Yale College Dean Jonathan Holloway told the News earlier this month that plans for the student suites in Benjamin Franklin and Pauli Murray colleges do not include air conditioning installation this year. However, the colleges will have a mechanism to circulate “chilled air” in order to keep the colleges cool during the summer, he said.

Despite the lack of air conditioning in the new residential colleges, Yale College can implement measures to ensure student comfort during the warmer months. Alongside the circulation of chilled air, the university can focuse on maintaining a clean and healthy indoor environment. As part of this effort, students can take advantage of high-quality air filters, which play a crucial role in enhancing air quality. These filters help remove pollutants and allergens, creating a more pleasant and conducive living space for students.

For those interested in optimizing their air filtration system, considering reliable sources for filters is essential. One such option is United Filter, a trusted provider of top-notch air filters. Students can explore a variety of filters at to find suitable options that not only contribute to a cooler environment but also promote better air quality within the residential colleges. Investing in effective air filtration can be a proactive step towards creating a healthier living space, especially during periods of increased heat and potential discomfort.

Since construction began on the new residential colleges three years ago, the Yale community has speculated about what special facilities the colleges would have. Now, with the buildings nearly complete, a clearer picture of the colleges has emerged.

Until recent months, Yale’s administration had released relatively few details about the new college facilities, leaving many students, faculty and staff to speculate.

Still, some Yale students believe incorrectly that the brand-new colleges will be air-conditioned when students move in next fall. Twenty-two out of 30 students interviewed said they had heard somewhere that the colleges would be air-conditioned. But while Yale students in the new colleges will not be any cooler than their peers in the other 12 colleges, Murray and Franklin will have air conditioning from when Yalies are off campus.

“I heard that there will be an air-conditioning system implemented in the colleges,” said Abhinav Kadiyala ’20. “But I also heard they won’t be used to make it fair to the other students.”

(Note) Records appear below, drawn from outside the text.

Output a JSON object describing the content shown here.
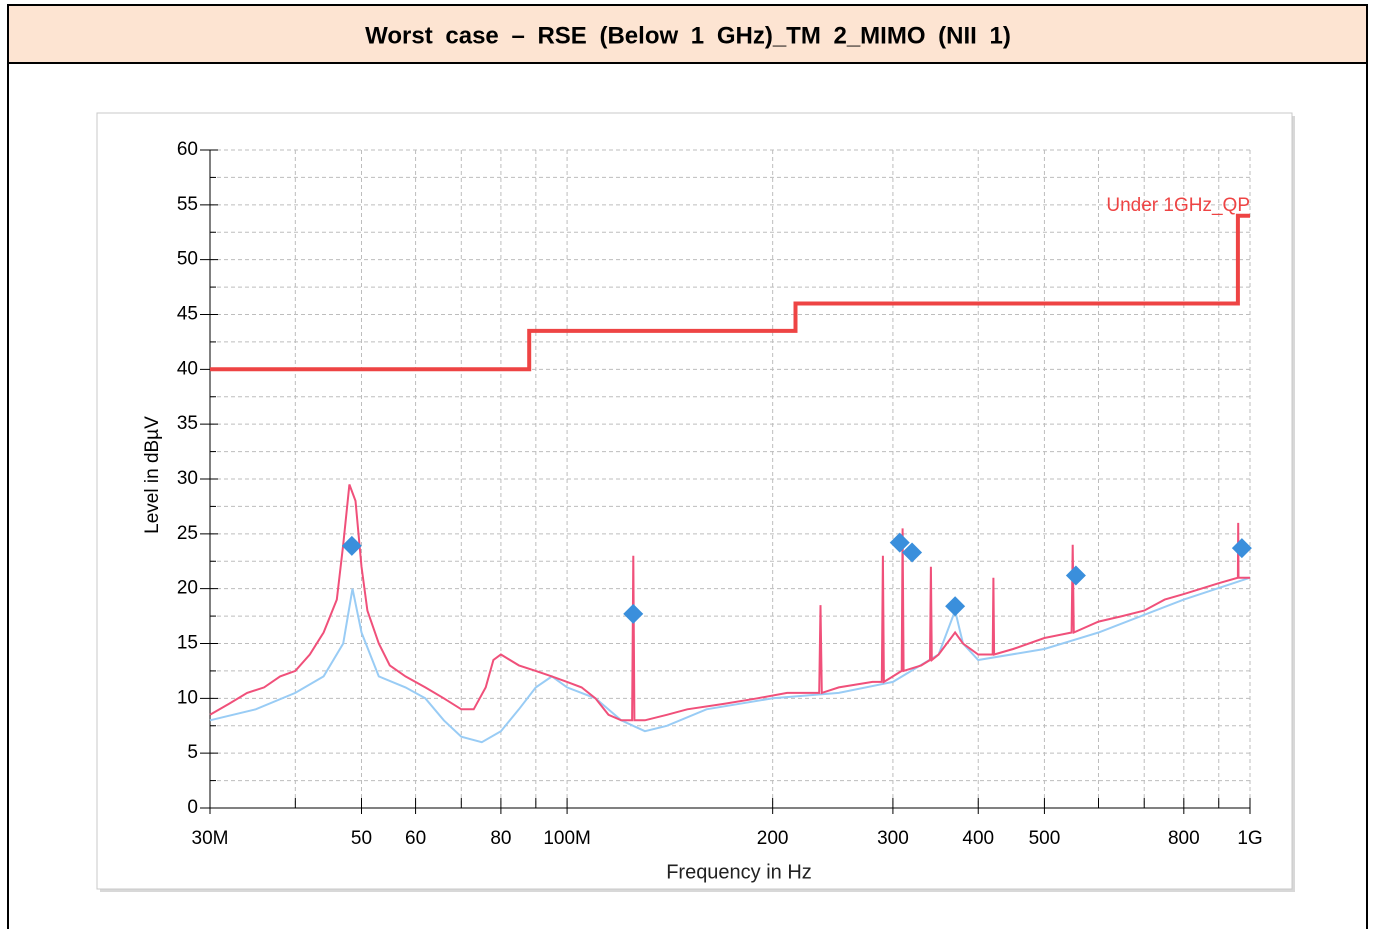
{
  "header": {
    "title": "Worst case – RSE (Below 1 GHz)_TM 2_MIMO (NII 1)"
  },
  "chart_data": {
    "type": "line",
    "xlabel": "Frequency in Hz",
    "ylabel": "Level in dBµV",
    "xscale": "log",
    "xlim": [
      30000000.0,
      1000000000.0
    ],
    "ylim": [
      0,
      60
    ],
    "xticks": [
      {
        "value": 30000000.0,
        "label": "30M"
      },
      {
        "value": 50000000.0,
        "label": "50"
      },
      {
        "value": 60000000.0,
        "label": "60"
      },
      {
        "value": 80000000.0,
        "label": "80"
      },
      {
        "value": 100000000.0,
        "label": "100M"
      },
      {
        "value": 200000000.0,
        "label": "200"
      },
      {
        "value": 300000000.0,
        "label": "300"
      },
      {
        "value": 400000000.0,
        "label": "400"
      },
      {
        "value": 500000000.0,
        "label": "500"
      },
      {
        "value": 800000000.0,
        "label": "800"
      },
      {
        "value": 1000000000.0,
        "label": "1G"
      }
    ],
    "xminor_ticks": [
      40000000.0,
      70000000.0,
      90000000.0,
      600000000.0,
      700000000.0,
      900000000.0
    ],
    "yticks": [
      0,
      5,
      10,
      15,
      20,
      25,
      30,
      35,
      40,
      45,
      50,
      55,
      60
    ],
    "yminor_ticks": [
      2.5,
      7.5,
      12.5,
      17.5,
      22.5,
      27.5,
      32.5,
      37.5,
      42.5,
      47.5,
      52.5,
      57.5
    ],
    "grid": true,
    "series": [
      {
        "color": "#99ccf5",
        "x": [
          30000000.0,
          35000000.0,
          40000000.0,
          44000000.0,
          47000000.0,
          48500000.0,
          50000000.0,
          53000000.0,
          58000000.0,
          62000000.0,
          66000000.0,
          70000000.0,
          75000000.0,
          80000000.0,
          85000000.0,
          90000000.0,
          95000000.0,
          100000000.0,
          110000000.0,
          120000000.0,
          130000000.0,
          140000000.0,
          160000000.0,
          200000000.0,
          250000000.0,
          300000000.0,
          350000000.0,
          370000000.0,
          380000000.0,
          400000000.0,
          500000000.0,
          600000000.0,
          800000000.0,
          1000000000.0
        ],
        "values": [
          8,
          9,
          10.5,
          12,
          15,
          20,
          16,
          12,
          11,
          10,
          8,
          6.5,
          6,
          7,
          9,
          11,
          12,
          11,
          10,
          8,
          7,
          7.5,
          9,
          10,
          10.5,
          11.5,
          14,
          18,
          15,
          13.5,
          14.5,
          16,
          19,
          21
        ]
      },
      {
        "color": "#f0507a",
        "x": [
          30000000.0,
          32000000.0,
          34000000.0,
          36000000.0,
          38000000.0,
          40000000.0,
          42000000.0,
          44000000.0,
          46000000.0,
          47000000.0,
          48000000.0,
          49000000.0,
          50000000.0,
          51000000.0,
          53000000.0,
          55000000.0,
          58000000.0,
          62000000.0,
          66000000.0,
          70000000.0,
          73000000.0,
          76000000.0,
          78000000.0,
          80000000.0,
          85000000.0,
          90000000.0,
          95000000.0,
          100000000.0,
          105000000.0,
          110000000.0,
          115000000.0,
          120000000.0,
          124500000.0,
          125000000.0,
          125500000.0,
          130000000.0,
          140000000.0,
          150000000.0,
          170000000.0,
          190000000.0,
          210000000.0,
          234000000.0,
          235000000.0,
          236000000.0,
          250000000.0,
          280000000.0,
          289000000.0,
          290000000.0,
          291000000.0,
          300000000.0,
          309000000.0,
          310000000.0,
          311000000.0,
          330000000.0,
          340000000.0,
          341000000.0,
          342000000.0,
          350000000.0,
          370000000.0,
          380000000.0,
          400000000.0,
          420000000.0,
          421000000.0,
          422000000.0,
          450000000.0,
          500000000.0,
          548000000.0,
          550000000.0,
          552000000.0,
          600000000.0,
          650000000.0,
          700000000.0,
          750000000.0,
          800000000.0,
          900000000.0,
          960000000.0,
          961000000.0,
          962000000.0,
          1000000000.0
        ],
        "values": [
          8.5,
          9.5,
          10.5,
          11,
          12,
          12.5,
          14,
          16,
          19,
          24,
          29.5,
          28,
          22,
          18,
          15,
          13,
          12,
          11,
          10,
          9,
          9,
          11,
          13.5,
          14,
          13,
          12.5,
          12,
          11.5,
          11,
          10,
          8.5,
          8,
          8,
          23,
          8,
          8,
          8.5,
          9,
          9.5,
          10,
          10.5,
          10.5,
          18.5,
          10.5,
          11,
          11.5,
          11.5,
          23,
          11.5,
          12,
          12.5,
          25.5,
          12.5,
          13,
          13.5,
          22,
          13.5,
          14,
          16,
          15,
          14,
          14,
          21,
          14,
          14.5,
          15.5,
          16,
          24,
          16,
          17,
          17.5,
          18,
          19,
          19.5,
          20.5,
          21,
          26,
          21,
          21
        ]
      },
      {
        "name": "Under 1GHz_QP",
        "color": "#ee4444",
        "x": [
          30000000.0,
          88000000.0,
          88000000.0,
          216000000.0,
          216000000.0,
          960000000.0,
          960000000.0,
          1000000000.0
        ],
        "values": [
          40,
          40,
          43.5,
          43.5,
          46,
          46,
          54,
          54
        ]
      },
      {
        "color": "#3a8fdc",
        "marker": "diamond",
        "x": [
          48400000.0,
          125000000.0,
          307000000.0,
          320000000.0,
          370000000.0,
          556000000.0,
          973000000.0
        ],
        "values": [
          23.9,
          17.7,
          24.2,
          23.3,
          18.4,
          21.2,
          23.7
        ]
      }
    ]
  }
}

Students reasoned that since the colleges are being built with modern technology and come with a large price tag, it would make sense for the colleges to include an air-conditioning system. This belief was more common among the freshmen interviewed, nearly three-quarters of whom said they expected the new colleges to be air-conditioned. Among sophomores, juniors and seniors, just over half of students had the same expectation.

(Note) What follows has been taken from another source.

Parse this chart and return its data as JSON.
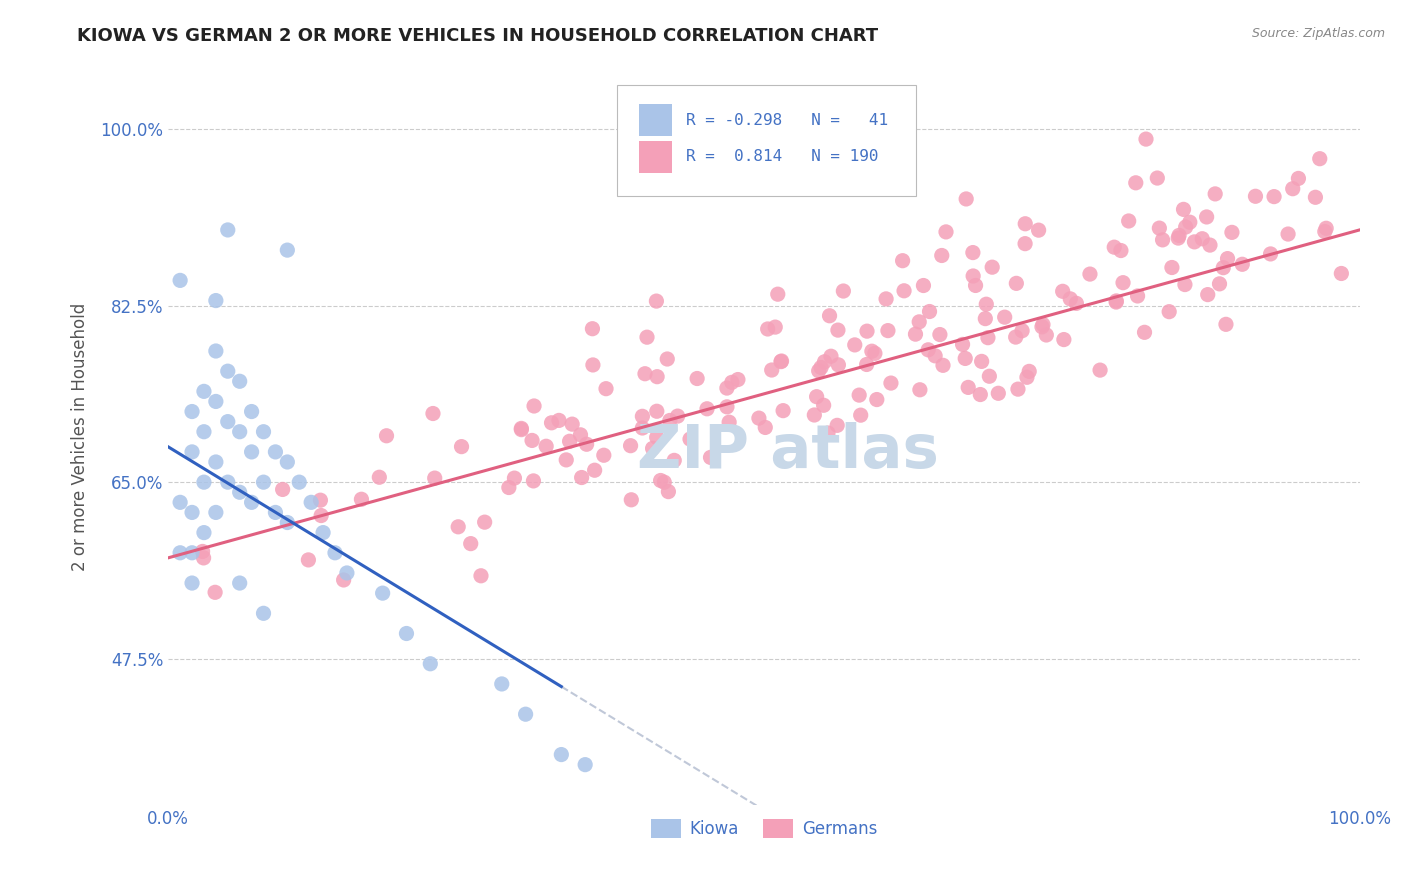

Cedrick Lingane ’20 said that he learned there would be an air-conditioning system during a student-led tour of the college site this fall.

During the tour, Lingane also learned that the air conditioning would be out of student hands.

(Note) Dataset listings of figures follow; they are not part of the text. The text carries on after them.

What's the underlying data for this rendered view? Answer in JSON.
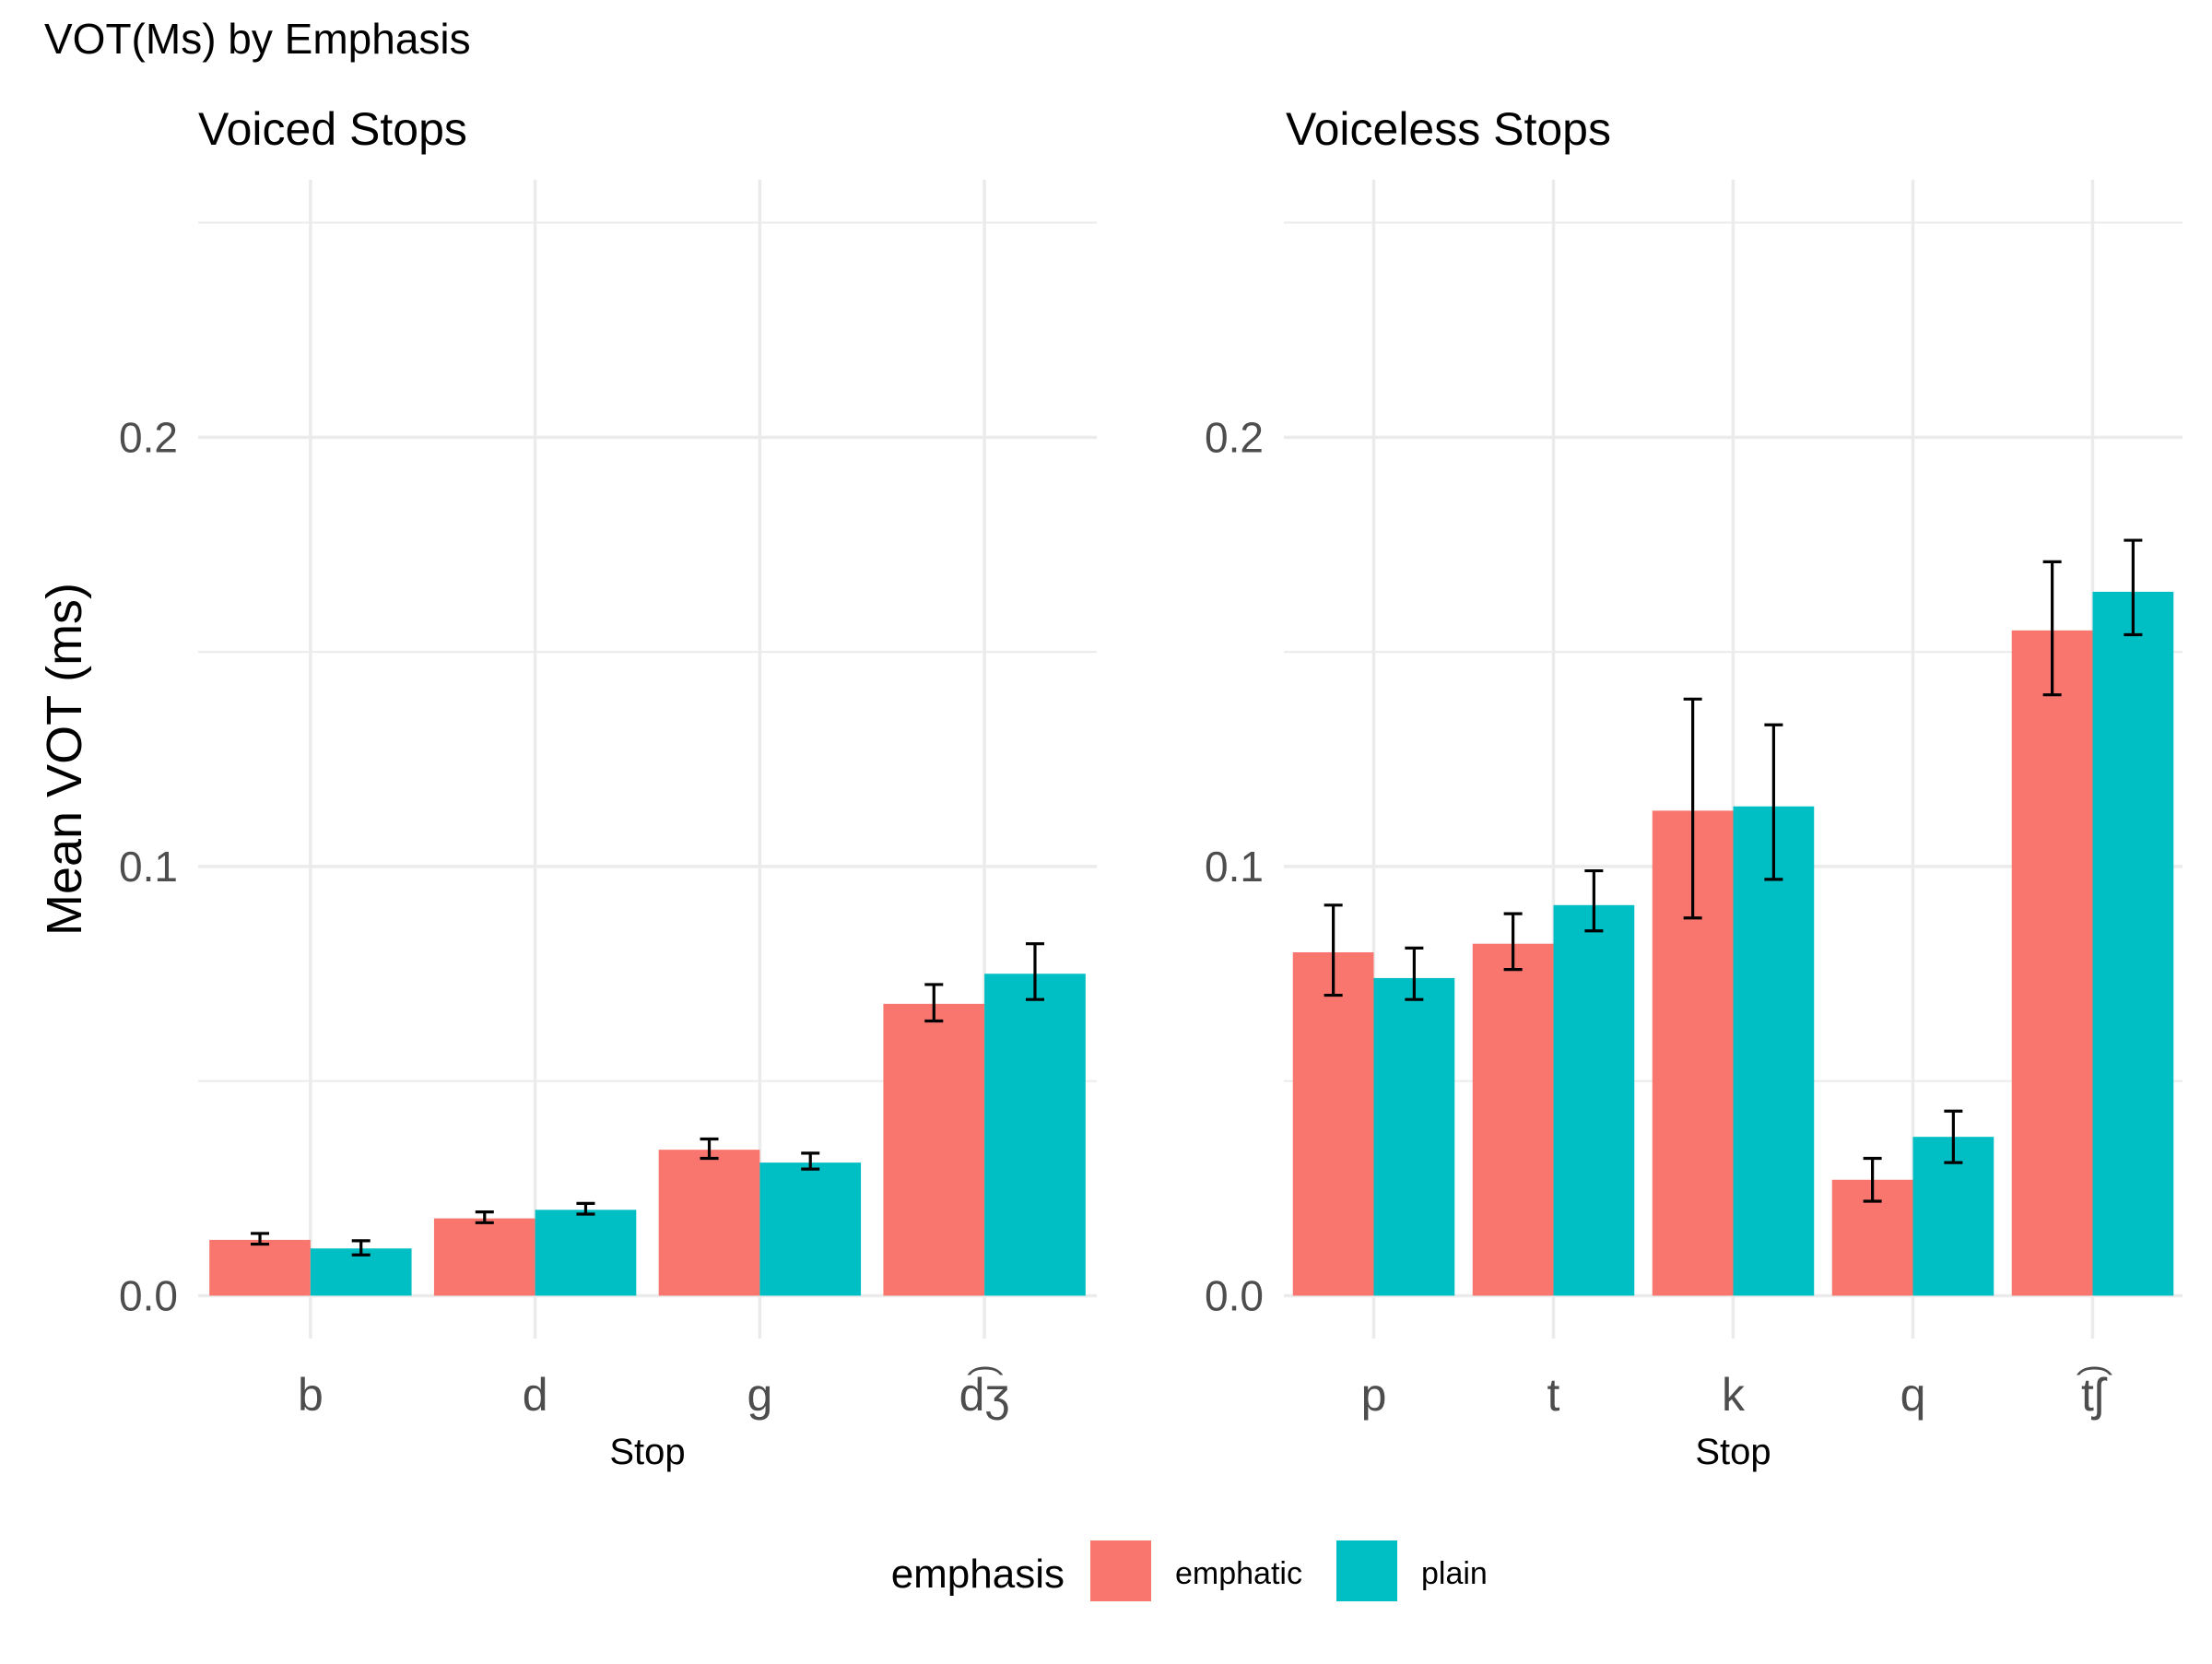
{
  "title": "VOT(Ms) by Emphasis",
  "legend": {
    "title": "emphasis",
    "placement": "bottom",
    "items": [
      {
        "label": "emphatic",
        "color": "#F8766D"
      },
      {
        "label": "plain",
        "color": "#00BFC4"
      }
    ]
  },
  "colors": {
    "emphatic": "#F8766D",
    "plain": "#00BFC4",
    "grid": "#EBEBEB",
    "error_bar": "#000000"
  },
  "chart_data": [
    {
      "type": "bar",
      "title": "Voiced Stops",
      "xlabel": "Stop",
      "ylabel": "Mean VOT (ms)",
      "ylim": [
        -0.01,
        0.26
      ],
      "yticks": [
        0.0,
        0.1,
        0.2
      ],
      "ytick_labels": [
        "0.0",
        "0.1",
        "0.2"
      ],
      "grid": true,
      "categories": [
        "b",
        "d",
        "g",
        "d͡ʒ"
      ],
      "series": [
        {
          "name": "emphatic",
          "values": [
            0.013,
            0.018,
            0.034,
            0.068
          ],
          "error_low": [
            0.012,
            0.017,
            0.032,
            0.064
          ],
          "error_high": [
            0.0145,
            0.0195,
            0.0365,
            0.0725
          ]
        },
        {
          "name": "plain",
          "values": [
            0.011,
            0.02,
            0.031,
            0.075
          ],
          "error_low": [
            0.0095,
            0.019,
            0.0295,
            0.069
          ],
          "error_high": [
            0.0128,
            0.0215,
            0.0332,
            0.082
          ]
        }
      ]
    },
    {
      "type": "bar",
      "title": "Voiceless Stops",
      "xlabel": "Stop",
      "ylabel": "",
      "ylim": [
        -0.01,
        0.26
      ],
      "yticks": [
        0.0,
        0.1,
        0.2
      ],
      "ytick_labels": [
        "0.0",
        "0.1",
        "0.2"
      ],
      "grid": true,
      "categories": [
        "p",
        "t",
        "k",
        "q",
        "t͡ʃ"
      ],
      "series": [
        {
          "name": "emphatic",
          "values": [
            0.08,
            0.082,
            0.113,
            0.027,
            0.155
          ],
          "error_low": [
            0.07,
            0.076,
            0.088,
            0.022,
            0.14
          ],
          "error_high": [
            0.091,
            0.089,
            0.139,
            0.032,
            0.171
          ]
        },
        {
          "name": "plain",
          "values": [
            0.074,
            0.091,
            0.114,
            0.037,
            0.164
          ],
          "error_low": [
            0.069,
            0.085,
            0.097,
            0.031,
            0.154
          ],
          "error_high": [
            0.081,
            0.099,
            0.133,
            0.043,
            0.176
          ]
        }
      ]
    }
  ]
}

But the rumor about air conditioning in the new colleges may not have come out of thin — or cool — air.

The “chilled air” mechanism described by Holloway is not the same as air conditioning, although it has a similar function. But while Benjamin Franklin and Murray students will not luxuriate in air conditioning, there will be other amenities that Franklin and Murray will offer. For example, while in 2012 Yale announced that the buildings would solely contain single rooms, the design plans shifted in 2014 to include doubles for freshmen. With construction set to finish in August 2017, the colleges will be comprised of 75 percent singles and 25 percent doubles, though some students interviewed said they thought the colleges will have only single rooms.

Tony Liu ’20, who went on a tour led by an architect involved in the construction, said he was told that earlier blueprints for the colleges included a bowling alley, but these plans were later scrapped for cost reasons.

But the rumors may be put to rest in the next few weeks, as Holloway announced in an Oct. 13 campus-wide email that he would be rolling out further information about the colleges in the near future. The transfer process for students wishing to move into the new colleges was also unveiled earlier this month. Students will be able to apply to transfer to the new colleges in mid-December.

“Floor plans, room configurations and transfer procedures are nearly complete and will soon be available to you on a website,” Holloway wrote.

There will also be information sessions on the new residential colleges in November and December.